As Philippine Star columnist Alex Magno has it, “In Duterte’s mind, this is the battle on which everything must be put on the line. This is the engagement that will be the primal test of his presidency. This is where he will pass or fail.”
Dirty Rody’s tirades against Obama and America are meant to drive a point about something of relative importance to the current state of affairs in the Philippines under the new administration. A foreign policy realignment is now under way under Duterte’s watch in relation to Manila’s neighbors, particularly Beijing, under the shadow of territorial disputes in the South China Sea, irrespective of the United States’ interest in the region.
With respect to Philippine-U.S. relations, “Duterte has broken one diplomatic taboo after the other,” Asia-Pacific geopolitical analyst Richard Javad Heydarian noted, in his article published by The National Interest.
“His open expression of skepticism, a remarkable departure from his predecessors,” Heydarian said, “seems to have gained growing support among the Philippine public as well as intelligentsia, even though America enjoys astronomically high approval ratings in the Southeast Asian country.”
Preferring to adapt an independent foreign policy not subject to the whims of the United States as well as the United Nations, the self-confessed socialist in Rodrigo Duterte proudly declared, shortly after winning his bid to the presidency, that he “will be chartering a [new] course [for the Philippines] on its own and will not be dependent on the United States.”
On the other hand, Duterte has expressed his willingness towards developing a more friendly bilateral relationship with China, regardless of the fact that it has been known to have grabbed by a show of force a number territories within the South China Sea that rightly belong to the Philippines, a fact reinforced further by the recent international tribunal’s ruling in Manila’s favor.
Does it then indicate that Rodrigo Duterte is more inclined to submit, for good or ill, to the whims of the rising Dragon of the East, though not outside the bounds set by the international tribunal, as he himself stressed several times over?

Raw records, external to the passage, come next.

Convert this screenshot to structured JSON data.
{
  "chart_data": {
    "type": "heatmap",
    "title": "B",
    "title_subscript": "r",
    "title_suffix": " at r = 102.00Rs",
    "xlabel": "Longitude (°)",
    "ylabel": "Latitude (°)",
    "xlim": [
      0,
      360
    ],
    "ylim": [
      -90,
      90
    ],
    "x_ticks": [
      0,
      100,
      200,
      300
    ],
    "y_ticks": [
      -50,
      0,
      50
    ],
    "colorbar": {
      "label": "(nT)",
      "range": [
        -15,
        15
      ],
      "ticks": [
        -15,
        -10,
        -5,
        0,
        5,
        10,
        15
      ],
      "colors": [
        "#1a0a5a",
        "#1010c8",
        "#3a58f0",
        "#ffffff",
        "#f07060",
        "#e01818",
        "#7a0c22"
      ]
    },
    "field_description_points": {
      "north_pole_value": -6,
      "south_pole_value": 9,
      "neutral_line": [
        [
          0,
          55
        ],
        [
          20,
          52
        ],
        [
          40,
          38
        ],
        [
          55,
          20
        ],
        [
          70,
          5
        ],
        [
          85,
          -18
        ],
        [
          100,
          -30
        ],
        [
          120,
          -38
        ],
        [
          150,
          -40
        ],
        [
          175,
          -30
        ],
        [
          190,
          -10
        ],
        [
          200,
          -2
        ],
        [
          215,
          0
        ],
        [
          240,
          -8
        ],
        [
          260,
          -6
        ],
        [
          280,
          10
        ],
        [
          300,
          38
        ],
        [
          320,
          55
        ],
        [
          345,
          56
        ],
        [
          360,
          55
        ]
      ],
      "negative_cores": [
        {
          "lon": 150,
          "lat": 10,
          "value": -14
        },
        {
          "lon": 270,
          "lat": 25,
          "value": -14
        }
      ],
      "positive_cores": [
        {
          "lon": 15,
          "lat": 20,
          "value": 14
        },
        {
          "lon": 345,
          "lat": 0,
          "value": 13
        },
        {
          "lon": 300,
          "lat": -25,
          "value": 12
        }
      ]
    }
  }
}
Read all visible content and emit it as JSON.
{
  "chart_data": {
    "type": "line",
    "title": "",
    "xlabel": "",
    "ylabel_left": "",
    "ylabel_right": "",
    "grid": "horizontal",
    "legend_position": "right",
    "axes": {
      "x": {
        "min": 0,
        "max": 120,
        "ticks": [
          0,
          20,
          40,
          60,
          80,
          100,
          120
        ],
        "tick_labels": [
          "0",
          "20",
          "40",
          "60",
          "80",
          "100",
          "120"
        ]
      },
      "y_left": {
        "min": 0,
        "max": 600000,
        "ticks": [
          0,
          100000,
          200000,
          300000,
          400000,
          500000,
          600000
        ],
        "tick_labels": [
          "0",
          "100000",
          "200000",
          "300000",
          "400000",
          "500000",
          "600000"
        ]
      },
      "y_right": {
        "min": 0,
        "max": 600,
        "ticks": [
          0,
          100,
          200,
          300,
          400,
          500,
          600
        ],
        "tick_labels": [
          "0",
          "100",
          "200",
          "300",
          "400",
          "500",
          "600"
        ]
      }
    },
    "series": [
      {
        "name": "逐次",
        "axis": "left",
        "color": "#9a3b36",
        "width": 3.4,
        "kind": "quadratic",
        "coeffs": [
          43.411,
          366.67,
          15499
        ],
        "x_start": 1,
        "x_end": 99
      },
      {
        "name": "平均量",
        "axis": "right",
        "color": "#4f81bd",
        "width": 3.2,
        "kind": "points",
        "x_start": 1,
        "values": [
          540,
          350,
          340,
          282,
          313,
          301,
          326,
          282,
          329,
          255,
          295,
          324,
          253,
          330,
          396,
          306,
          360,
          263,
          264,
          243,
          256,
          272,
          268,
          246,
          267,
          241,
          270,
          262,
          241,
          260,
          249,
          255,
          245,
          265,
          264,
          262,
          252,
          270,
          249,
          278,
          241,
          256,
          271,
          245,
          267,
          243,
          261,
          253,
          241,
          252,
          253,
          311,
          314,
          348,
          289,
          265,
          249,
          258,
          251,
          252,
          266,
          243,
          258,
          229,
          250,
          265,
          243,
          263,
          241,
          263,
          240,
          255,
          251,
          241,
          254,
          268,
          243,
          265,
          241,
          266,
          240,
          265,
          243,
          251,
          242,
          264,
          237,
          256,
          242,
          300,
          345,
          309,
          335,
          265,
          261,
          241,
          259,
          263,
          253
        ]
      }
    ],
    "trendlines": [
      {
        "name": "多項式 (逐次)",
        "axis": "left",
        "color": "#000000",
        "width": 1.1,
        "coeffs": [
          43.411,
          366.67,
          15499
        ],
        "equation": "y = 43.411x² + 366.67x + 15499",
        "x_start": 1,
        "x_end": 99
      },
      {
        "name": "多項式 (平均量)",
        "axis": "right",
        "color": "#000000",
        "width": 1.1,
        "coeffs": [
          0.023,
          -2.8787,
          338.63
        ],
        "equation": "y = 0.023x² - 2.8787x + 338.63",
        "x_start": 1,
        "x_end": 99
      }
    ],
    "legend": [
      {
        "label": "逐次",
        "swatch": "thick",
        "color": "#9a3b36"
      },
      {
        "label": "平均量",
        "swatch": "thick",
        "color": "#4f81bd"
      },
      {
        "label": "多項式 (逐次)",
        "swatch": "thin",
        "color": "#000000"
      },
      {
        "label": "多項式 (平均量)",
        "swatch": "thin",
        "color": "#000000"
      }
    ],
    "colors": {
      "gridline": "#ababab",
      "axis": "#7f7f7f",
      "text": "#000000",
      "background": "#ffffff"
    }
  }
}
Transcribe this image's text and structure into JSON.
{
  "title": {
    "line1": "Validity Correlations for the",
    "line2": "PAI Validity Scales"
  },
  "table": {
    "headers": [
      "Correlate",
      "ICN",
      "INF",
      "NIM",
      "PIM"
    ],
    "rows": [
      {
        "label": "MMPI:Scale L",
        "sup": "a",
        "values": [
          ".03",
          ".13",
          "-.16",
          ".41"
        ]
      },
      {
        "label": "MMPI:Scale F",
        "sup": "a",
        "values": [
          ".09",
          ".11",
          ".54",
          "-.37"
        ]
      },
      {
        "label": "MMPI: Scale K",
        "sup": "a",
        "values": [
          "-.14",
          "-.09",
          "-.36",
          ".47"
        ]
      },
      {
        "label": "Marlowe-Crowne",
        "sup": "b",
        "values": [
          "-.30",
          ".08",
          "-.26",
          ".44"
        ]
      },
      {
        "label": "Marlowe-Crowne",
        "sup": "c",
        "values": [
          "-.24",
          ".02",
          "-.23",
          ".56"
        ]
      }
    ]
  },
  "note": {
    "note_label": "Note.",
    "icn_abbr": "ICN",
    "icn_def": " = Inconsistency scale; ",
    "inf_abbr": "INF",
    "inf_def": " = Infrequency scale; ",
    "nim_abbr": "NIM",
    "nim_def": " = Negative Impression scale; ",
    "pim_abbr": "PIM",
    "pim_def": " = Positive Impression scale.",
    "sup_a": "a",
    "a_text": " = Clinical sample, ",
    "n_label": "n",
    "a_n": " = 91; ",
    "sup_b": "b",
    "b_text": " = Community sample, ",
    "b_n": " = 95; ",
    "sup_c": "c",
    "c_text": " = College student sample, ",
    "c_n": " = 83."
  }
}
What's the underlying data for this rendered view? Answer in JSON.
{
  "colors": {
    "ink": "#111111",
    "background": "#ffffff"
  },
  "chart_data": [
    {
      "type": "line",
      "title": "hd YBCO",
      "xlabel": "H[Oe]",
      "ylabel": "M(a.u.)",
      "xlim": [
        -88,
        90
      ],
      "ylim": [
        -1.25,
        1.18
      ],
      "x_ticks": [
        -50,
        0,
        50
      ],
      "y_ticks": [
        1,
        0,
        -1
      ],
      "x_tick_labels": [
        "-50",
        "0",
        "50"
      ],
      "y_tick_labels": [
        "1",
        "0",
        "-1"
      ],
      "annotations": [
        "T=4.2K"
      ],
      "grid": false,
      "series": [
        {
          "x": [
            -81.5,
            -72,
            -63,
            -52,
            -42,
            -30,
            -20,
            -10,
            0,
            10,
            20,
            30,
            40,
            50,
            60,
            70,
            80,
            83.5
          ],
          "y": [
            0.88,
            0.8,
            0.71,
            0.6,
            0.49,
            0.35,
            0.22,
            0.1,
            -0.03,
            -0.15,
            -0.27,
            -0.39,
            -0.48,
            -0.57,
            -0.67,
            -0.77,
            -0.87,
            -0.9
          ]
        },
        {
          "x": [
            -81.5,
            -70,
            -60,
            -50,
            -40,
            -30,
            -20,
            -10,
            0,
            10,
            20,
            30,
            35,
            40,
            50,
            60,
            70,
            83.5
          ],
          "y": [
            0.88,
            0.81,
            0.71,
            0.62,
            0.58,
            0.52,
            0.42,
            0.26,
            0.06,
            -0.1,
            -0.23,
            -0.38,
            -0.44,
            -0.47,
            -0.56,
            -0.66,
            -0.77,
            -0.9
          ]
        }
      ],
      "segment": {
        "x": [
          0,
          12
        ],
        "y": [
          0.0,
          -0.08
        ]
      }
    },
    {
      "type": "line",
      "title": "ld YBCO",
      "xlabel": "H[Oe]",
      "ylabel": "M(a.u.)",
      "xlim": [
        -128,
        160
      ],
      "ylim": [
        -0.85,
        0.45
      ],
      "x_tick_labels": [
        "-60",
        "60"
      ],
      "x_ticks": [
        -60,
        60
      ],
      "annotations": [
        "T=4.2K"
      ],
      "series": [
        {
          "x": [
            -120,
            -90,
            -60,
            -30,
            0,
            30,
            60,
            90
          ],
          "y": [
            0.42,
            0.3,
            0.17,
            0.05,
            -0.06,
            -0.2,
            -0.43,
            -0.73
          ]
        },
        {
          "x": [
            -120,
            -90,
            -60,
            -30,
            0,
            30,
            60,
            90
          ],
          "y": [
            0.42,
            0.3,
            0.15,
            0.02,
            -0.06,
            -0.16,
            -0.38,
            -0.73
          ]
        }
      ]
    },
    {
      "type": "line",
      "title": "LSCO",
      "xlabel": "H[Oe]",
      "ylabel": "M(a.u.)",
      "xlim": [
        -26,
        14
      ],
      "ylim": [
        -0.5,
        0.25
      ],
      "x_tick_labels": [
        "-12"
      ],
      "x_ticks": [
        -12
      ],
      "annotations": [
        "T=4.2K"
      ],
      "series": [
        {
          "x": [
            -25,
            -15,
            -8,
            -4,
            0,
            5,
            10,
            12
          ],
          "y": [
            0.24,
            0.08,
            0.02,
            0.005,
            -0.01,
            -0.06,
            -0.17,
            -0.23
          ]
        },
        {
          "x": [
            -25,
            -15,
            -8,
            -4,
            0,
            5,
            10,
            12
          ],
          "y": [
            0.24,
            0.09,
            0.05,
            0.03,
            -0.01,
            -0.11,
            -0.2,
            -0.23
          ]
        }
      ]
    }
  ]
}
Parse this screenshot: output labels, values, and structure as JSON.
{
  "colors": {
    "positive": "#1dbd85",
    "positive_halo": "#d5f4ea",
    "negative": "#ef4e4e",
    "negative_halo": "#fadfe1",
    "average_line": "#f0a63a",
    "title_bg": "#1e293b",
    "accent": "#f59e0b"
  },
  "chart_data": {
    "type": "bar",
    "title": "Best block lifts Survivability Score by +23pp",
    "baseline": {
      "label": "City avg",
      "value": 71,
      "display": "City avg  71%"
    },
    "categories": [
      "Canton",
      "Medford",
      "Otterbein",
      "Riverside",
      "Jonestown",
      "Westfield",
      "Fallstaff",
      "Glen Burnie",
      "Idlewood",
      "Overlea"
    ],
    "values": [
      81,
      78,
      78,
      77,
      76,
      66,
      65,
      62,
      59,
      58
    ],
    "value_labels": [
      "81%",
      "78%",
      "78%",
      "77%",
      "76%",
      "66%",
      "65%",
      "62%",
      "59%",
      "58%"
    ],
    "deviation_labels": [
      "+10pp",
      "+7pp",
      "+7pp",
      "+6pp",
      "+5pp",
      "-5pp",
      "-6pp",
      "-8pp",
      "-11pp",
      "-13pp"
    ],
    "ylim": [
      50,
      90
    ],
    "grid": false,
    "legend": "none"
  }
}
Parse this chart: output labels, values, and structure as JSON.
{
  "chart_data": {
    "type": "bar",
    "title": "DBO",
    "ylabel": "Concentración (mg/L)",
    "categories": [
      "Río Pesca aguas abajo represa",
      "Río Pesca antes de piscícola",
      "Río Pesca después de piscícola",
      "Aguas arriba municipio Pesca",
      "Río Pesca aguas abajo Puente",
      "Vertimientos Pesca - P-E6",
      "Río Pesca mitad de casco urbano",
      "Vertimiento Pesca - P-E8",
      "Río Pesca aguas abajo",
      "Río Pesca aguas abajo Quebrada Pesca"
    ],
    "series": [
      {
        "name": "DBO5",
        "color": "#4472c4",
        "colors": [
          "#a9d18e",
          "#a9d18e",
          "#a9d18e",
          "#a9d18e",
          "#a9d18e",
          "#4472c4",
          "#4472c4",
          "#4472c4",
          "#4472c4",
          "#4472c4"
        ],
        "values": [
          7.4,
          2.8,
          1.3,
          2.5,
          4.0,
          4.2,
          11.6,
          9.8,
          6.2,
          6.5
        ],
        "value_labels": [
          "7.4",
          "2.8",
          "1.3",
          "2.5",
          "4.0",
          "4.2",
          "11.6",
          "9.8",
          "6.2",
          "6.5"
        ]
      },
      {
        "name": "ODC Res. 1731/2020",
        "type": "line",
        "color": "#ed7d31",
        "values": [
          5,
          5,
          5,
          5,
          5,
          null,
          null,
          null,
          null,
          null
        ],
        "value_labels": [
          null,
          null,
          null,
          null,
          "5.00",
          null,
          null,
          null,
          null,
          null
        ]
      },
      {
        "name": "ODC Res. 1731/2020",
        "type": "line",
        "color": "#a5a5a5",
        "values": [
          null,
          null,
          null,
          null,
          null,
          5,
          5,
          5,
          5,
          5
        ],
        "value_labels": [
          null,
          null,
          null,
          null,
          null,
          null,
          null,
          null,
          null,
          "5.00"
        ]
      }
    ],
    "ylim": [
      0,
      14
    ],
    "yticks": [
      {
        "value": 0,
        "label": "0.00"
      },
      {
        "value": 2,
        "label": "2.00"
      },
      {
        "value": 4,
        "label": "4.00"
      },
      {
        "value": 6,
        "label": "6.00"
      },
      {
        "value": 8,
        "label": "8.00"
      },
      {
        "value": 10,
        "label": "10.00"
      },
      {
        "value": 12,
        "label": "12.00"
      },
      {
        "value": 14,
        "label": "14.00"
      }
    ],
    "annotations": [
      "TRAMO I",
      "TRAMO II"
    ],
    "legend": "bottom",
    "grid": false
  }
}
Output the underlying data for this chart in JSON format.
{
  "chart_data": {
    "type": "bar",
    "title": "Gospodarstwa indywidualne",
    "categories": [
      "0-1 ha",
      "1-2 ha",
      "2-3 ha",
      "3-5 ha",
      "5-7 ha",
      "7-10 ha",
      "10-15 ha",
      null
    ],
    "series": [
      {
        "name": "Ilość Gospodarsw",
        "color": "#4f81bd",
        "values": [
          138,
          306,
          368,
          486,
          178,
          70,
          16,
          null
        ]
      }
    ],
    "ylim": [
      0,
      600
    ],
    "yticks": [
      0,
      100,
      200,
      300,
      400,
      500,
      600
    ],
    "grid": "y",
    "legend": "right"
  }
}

“Clearly, the Duterte administration has taken a more holistic view of Philippine-China relations, Magno said in a more recent article on Philippine Star. “It is a view that looks beyond the intractable overlapping claims over barren reefs in the South China Sea.”
“Instead of ranting and rattling sabers, as the previous administration did,” Magno said, “the new administration is taking a more mature stock of the state of our bilateral relationship with the second largest economy in the world.”
“Like all the other ASEAN nations, Manila understands war is an unwinnable option and a wide array of economic partnerships beckons if we manage our relations well,” Magno went on to say.